Comment on Physician Fee Schedule Proposed Changes Steven Lash

steven lash

I am pleased to comment on the proposed Revisions to Payment Policies Under the Physician Fee Schedule and Other Revisions to Part B for CY 2017 for doctors and other clinicians under Medicare. In the Notice of Proposed Rule making,published July 15, 2016 (CMS-1654-P), you seek comment on the implementation of changes to Medicare’s payments for care management services, including Chronic Care Management (CCM).

IMG_0724I strongly endorse the role of the payments for care management in the current fee-for-service system to support and incentivize practices to develop the care management infrastructure needed to succeed in the upcoming Advanced Alternative Payment Models (Advanced APMs). We encourage CMS to pursue the improvements proposed in this rule making to increase the provision of care management services.

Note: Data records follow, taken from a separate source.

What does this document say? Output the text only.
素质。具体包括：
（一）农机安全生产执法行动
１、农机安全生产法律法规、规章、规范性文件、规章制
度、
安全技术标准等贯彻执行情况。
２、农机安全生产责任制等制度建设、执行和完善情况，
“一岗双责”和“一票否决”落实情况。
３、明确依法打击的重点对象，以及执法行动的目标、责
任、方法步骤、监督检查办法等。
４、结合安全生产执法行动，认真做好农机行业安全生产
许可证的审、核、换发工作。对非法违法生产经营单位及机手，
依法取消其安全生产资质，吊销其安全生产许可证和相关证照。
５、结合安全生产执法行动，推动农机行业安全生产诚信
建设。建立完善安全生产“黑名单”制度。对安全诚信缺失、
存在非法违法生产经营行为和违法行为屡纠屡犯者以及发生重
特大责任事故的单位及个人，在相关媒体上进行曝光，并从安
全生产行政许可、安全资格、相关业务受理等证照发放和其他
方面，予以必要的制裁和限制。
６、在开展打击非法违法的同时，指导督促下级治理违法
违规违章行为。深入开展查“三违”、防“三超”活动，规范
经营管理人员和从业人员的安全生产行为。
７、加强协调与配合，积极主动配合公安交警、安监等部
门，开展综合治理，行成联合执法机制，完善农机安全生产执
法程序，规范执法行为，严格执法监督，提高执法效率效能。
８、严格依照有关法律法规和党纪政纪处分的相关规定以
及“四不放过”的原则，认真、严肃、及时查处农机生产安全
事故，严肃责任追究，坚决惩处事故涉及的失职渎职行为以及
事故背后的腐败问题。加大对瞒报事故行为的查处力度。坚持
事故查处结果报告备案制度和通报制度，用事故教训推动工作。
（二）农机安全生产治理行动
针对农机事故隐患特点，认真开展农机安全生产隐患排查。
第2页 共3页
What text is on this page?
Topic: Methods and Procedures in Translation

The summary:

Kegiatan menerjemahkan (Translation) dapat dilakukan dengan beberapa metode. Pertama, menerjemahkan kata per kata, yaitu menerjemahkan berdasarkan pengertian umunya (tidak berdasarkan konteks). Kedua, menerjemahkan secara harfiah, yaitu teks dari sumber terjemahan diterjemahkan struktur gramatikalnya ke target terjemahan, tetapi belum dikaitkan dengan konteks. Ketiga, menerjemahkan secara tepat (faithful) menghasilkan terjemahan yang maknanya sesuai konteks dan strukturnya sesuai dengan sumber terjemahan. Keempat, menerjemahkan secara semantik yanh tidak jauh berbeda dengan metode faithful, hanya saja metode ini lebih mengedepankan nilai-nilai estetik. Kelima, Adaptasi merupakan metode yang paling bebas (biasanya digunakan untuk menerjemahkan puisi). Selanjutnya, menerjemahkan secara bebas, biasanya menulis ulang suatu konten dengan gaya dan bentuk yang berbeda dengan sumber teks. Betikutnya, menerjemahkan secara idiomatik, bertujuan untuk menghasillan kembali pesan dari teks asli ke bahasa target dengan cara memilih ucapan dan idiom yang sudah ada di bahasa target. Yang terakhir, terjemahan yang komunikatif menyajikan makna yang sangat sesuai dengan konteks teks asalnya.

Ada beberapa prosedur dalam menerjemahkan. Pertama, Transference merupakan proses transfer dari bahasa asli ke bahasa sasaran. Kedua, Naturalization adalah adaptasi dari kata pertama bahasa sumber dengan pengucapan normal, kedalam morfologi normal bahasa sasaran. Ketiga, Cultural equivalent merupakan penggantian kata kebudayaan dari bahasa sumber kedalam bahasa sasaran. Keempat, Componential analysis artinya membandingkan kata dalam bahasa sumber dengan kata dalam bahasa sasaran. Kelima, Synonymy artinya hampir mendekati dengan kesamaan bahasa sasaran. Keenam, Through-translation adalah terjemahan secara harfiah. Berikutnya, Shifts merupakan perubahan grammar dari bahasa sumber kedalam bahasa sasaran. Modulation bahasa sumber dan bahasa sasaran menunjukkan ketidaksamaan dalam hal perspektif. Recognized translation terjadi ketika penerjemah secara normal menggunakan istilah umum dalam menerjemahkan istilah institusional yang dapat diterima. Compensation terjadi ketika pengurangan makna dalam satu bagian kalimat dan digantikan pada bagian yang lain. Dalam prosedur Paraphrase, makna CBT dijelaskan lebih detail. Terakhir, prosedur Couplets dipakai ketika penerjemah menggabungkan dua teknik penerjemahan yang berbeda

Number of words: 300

With greater diffusion of advanced primary care, more can be accomplished.I support your proposals to

  • Add CPT code 99487 – Complex chronic care management services to appropriately pay for care management for patients who require establishment or substantial revision of a comprehensive care plan,moderate or high complexity medical decision making, and 60 minutes of clinical staff time and to add CPT code 99489 – Each additional 30 minutes

The addition of this code will more appropriately pay for the time required for the initiation of CCM and the provision of CCM to more complex patients. The current code which reimburses for 20 minutes per calendar month is not sufficient to acknowledge the time it take to do the complex work of establishing the comprehensive care plan.  These new codes will increase the provision of CCM by improving payment accuracy. The proposal to enhance the payment for face-to-face encounters to initiate CCM also acknowledges the front-loaded effort of initiating CCM and pays more accurately for the time and effort required to start patients on CCM.

I ask that CMS provide more clarity on the criteria to differentiate the appropriate use of the existing code 99490 from the new proposed code 99487. Guidance on what constitutes a “substantial” revision to a care plan and guidance on “moderate to high complexity medical decision making” will assist practitioners to code these services correctly.

I also support the waiver of the face-to-face encounter for established patients who have already had a qualifying face-to-face encounter with the billing practitioner in the past year. This change will have a substantial benefit in breaking the bottleneck of physician time to start CCM for their established patients with chronic conditions and needs which are already known to the practitioner, and quite possibly have been known for years. You are seeking comment on the whether a period of time shorter than one year would be appropriate. We believe that the proposed one-year period is appropriate because it is consistent with the time frame for Annual Wellness Visits and the time frame for many typical preventive services and the annual check-ups which are the basis for comprehensive E/M visits.  A time frame shorter than a year would still disrupt the well-established annual care plans of many patients.

Finally, I wish to applaud the removal of the awkward requirement that written beneficiary consent be entered as part of the beneficiary’s electronic health record.  This process adds unnecessary routines to the workflow of CCM initiation without adding patient or provider benefit.  We agree that beneficiary consent is important and support the proposal that beneficiary consent can be documented in the medical record instead of obtaining a written agreement.

I look forward to engaging in the rule making process as the current and proposed codes for care management services are further developed in 2016.